Austin Dillon Continues Hot Run in NASCAR Playoffs

By: Zach Catanzareti, Staff Writer

Austin Dillon is off to a hot start in this 2020 NASCAR Cup Series Playoffs.

Following a second-place finish last week at Darlington Raceway, the No. 3 Richard Childress Racing driver backed it up with a fourth-place run in Saturday night’s Federated Auto Parts 400 from Richmond Raceway.

“This No. 3 team is on fire right now and showing up when it matters,” Dillon said. “A great run. It’s a lot of fun out here.

“I have a line here and it’s been working. I run lower on the straightaways and it gives me good forward-drive. I saw other guys picking it up and laying the rubber down. It may have hurt us a little at the end.”

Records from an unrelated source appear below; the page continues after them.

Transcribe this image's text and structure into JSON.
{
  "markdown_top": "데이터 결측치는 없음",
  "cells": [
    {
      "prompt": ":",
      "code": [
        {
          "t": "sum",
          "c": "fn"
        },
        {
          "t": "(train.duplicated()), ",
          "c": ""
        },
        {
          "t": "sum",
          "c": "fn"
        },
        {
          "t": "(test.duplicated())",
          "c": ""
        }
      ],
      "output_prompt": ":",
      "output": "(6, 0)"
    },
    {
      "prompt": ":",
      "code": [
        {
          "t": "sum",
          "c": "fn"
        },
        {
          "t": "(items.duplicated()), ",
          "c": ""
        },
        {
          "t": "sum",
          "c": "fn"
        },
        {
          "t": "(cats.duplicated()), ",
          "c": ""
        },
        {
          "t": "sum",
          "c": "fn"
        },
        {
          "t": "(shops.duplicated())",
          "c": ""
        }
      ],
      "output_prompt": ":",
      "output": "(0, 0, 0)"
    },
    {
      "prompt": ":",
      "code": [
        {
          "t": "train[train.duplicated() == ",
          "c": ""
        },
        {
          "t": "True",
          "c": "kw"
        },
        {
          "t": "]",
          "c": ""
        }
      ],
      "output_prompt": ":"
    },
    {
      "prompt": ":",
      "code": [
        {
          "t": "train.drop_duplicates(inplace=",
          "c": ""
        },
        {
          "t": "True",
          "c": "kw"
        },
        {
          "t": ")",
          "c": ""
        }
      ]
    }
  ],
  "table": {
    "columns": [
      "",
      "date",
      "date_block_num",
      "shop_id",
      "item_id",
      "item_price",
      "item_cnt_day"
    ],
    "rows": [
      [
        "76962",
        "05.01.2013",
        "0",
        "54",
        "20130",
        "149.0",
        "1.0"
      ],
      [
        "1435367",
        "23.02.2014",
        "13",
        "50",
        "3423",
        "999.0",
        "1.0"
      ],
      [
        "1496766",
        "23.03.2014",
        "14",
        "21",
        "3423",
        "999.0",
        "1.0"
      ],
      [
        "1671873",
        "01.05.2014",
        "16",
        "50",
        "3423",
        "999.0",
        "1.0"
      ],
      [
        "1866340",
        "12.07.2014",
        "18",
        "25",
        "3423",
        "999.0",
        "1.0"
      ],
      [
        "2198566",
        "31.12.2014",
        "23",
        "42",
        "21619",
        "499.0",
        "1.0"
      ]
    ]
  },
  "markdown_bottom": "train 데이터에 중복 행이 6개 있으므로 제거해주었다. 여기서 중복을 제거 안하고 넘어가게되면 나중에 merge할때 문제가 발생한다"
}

Leading a career-high 55 laps on the night, Dillon was a common face up front throughout the clean-and-green 400-lapper. Starting third, he jumped up to the lead on lap 21. And even after a pit road penalty following the Stage 1 break, Dillon broke the top 10 by lap 150.

Dillon retained the race lead again under pit strategy, however, fell behind eventual race winner Brad Keselowski, Martin Truex Jr. and Joey Logano to take fourth.

Dillon lost time to the top three due to a pit mistake on the final run, where Dillon missed pit entry and had to turn another lap. To Dillon’s estimate, it cost the No. 3 team three seconds on track.

“It’s unfortunate. We had a speeding penalty on pit road and to come back and get second in that stage, that was so awesome,” he said.

“When I came to pit road, I was trying to bring everybody [the leaders] down. The No. 1 car [Kurt Busch] was in my mirror with tires. I overdrove that entry a little thinking I needed to not get rear-ended. Then I was going to hit the red box, so I had to make another lap. It cost us three seconds.”

Despite the error, the final result was his fourth top five of the year, tying his career-best. Additionally, it was the first time he has scored back-to-back top fives in his Cup career.

“We’re in a good spot,” he said. “We’ll go to Bristol and do what we need to do to get to the next round. We haven’t been here and we’re new to this, so we go to keep running up here and those wins are going to start clicking off.”

Entering the night 10 points above the cutline of the Round of 12, Dillon now exits Richmond up 36 points after the strong night.

“I hope they keep doubting us,” he said. “We have a lot of work still. We’re putting ourselves in position to win and if you do that long enough, it pays off.”